Американцы, не обладавшие абсолютным перевесом в силах, особенно сухопутных, удовлетворились перевесом относительным и временным, обеспечивавшим господство на основных театрах военных действий. Они не пожалели денег на основательную подготовку флота к войне, поэтому американские моряки чувствовали себя уверенно и активно искали боя с противником. Изолировав неприятельскую эскадру в отдельном, мало оборудованном порту, янки при любом развитии событий могли рассчитывать на ее разгром, так как господствовали на море. Обращала на себя внимание и та целеустремленность, с которой действовали американцы, хотя она и не всегда приносила полезные плоды. Наконец, Соединенные Штаты сумели использовать в своих целях и оппозиционно настроенные по отношению к испанцам местные силы, которые снабжали американцев сведениями об их противнике и внесли немалый вклад в разгром испанских войск на Кубе и Филиппинах.

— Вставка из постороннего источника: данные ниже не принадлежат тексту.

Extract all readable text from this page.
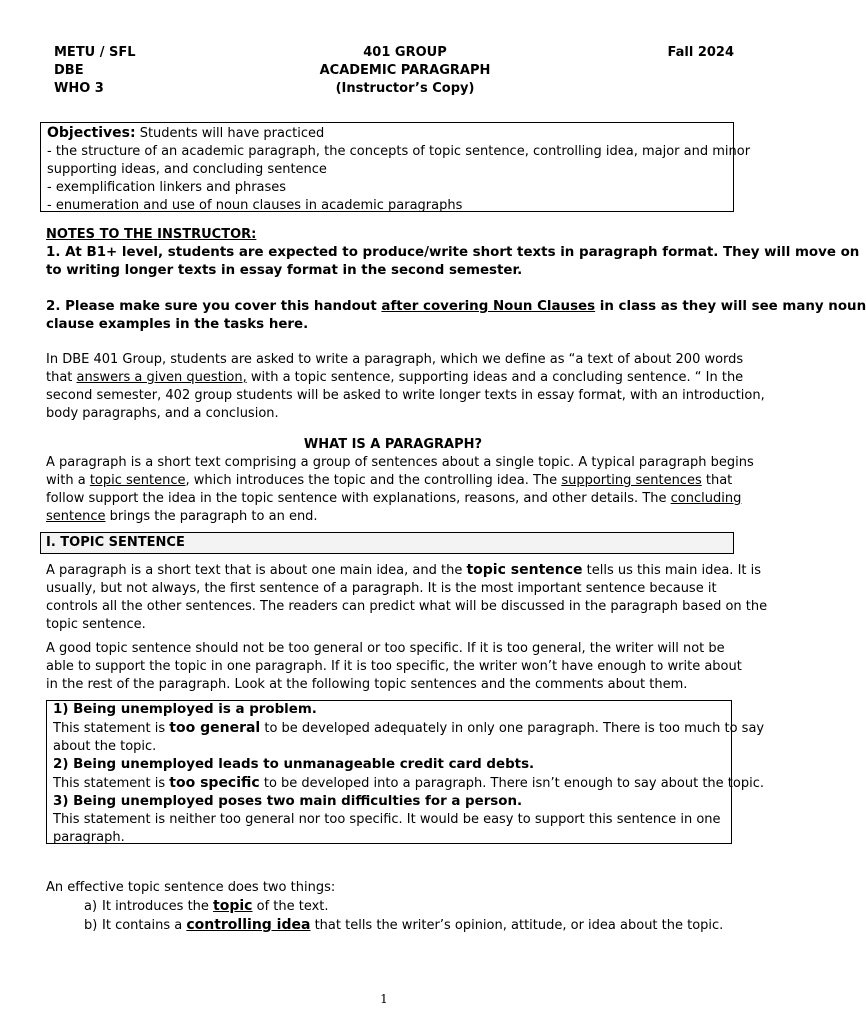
METU / SFL
DBE
WHO 3
401 GROUP
ACADEMIC PARAGRAPH
(Instructor’s Copy)
Fall 2024
Objectives: Students will have practiced
- the structure of an academic paragraph, the concepts of topic sentence, controlling idea, major and minor
supporting ideas, and concluding sentence
- exemplification linkers and phrases
- enumeration and use of noun clauses in academic paragraphs
NOTES TO THE INSTRUCTOR:
1. At B1+ level, students are expected to produce/write short texts in paragraph format. They will move on
to writing longer texts in essay format in the second semester.
2. Please make sure you cover this handout after covering Noun Clauses in class as they will see many noun
clause examples in the tasks here.
In DBE 401 Group, students are asked to write a paragraph, which we define as “a text of about 200 words
that answers a given question, with a topic sentence, supporting ideas and a concluding sentence. “ In the
second semester, 402 group students will be asked to write longer texts in essay format, with an introduction,
body paragraphs, and a conclusion.
WHAT IS A PARAGRAPH?
A paragraph is a short text comprising a group of sentences about a single topic. A typical paragraph begins
with a topic sentence, which introduces the topic and the controlling idea. The supporting sentences that
follow support the idea in the topic sentence with explanations, reasons, and other details. The concluding
sentence brings the paragraph to an end.
I. TOPIC SENTENCE
A paragraph is a short text that is about one main idea, and the topic sentence tells us this main idea. It is
usually, but not always, the first sentence of a paragraph. It is the most important sentence because it
controls all the other sentences. The readers can predict what will be discussed in the paragraph based on the
topic sentence.
A good topic sentence should not be too general or too specific. If it is too general, the writer will not be
able to support the topic in one paragraph. If it is too specific, the writer won’t have enough to write about
in the rest of the paragraph. Look at the following topic sentences and the comments about them.
1) Being unemployed is a problem.
This statement is too general to be developed adequately in only one paragraph. There is too much to say
about the topic.
2) Being unemployed leads to unmanageable credit card debts.
This statement is too specific to be developed into a paragraph. There isn’t enough to say about the topic.
3) Being unemployed poses two main difficulties for a person.
This statement is neither too general nor too specific. It would be easy to support this sentence in one
paragraph.
An effective topic sentence does two things:
a) It introduces the topic of the text.
b) It contains a controlling idea that tells the writer’s opinion, attitude, or idea about the topic.
1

Что касается испанцев, то они к войне с Соединенными Штатами не готовились, несмотря на очевидную ее неизбежность. Театр предстоящих военных действий практически не оборудовали, разведки не вели и о действительном положении дел имели смутное представление. Флот, который должен был играть первостепенную роль, не сумели ни подготовить к войне, ни использовать должным образом. Правда, значительная доля вины в этом ложилась на политиков, вмешивавшихся в военное планирование, однако и само морское министерство, руководящие органы которого были укомплектованы далекими от моря чиновниками, не прислушалось к резонными доводам адмирала Серверы против похода на Кубу. Большинство флотских и армейских начальников вело себя пассивно, тогда как рядовой солдат продемонстрировал замечательную стойкость. Война была проиграна Испанией не столько из-за поражений ее войск, сколько в силу экономической, в частности финансовой несостоятельности, а также внутриполитической нестабильности. Однако важнейшей предпосылкой поражений являлось то обстоятельство, что война шла за территории, обладание которыми не расценивалось большинством испанцев как жизненно необходимое. Испано-американская война 1898 года стала важной вехой в политике Соединенных Штатов. Впервые США вышли за рамки провозглашенной в 1823 г. доктрины Монро, овладев территориями, не имевшими никакого отношения к американскому континенту. Поднаторев в навязывании своего образа жизни, своего политического и экономического строя народам американского континента, они впервые явно навязали свою волю далеким от Америки народам Филиппин. Завоевывая мировые рынки, США принимали все более активное участие во внешней политике Европы, а затем и всего мира и, наконец, — перешли к вмешательству во внутренние дела других государств. Цель же Соединенных Штатов осталась прежней, той, ради которой они развязали войну с Испанией — обеспечить максимальную свободу действий, а стало быть, и максимальные прибыли своему капиталу.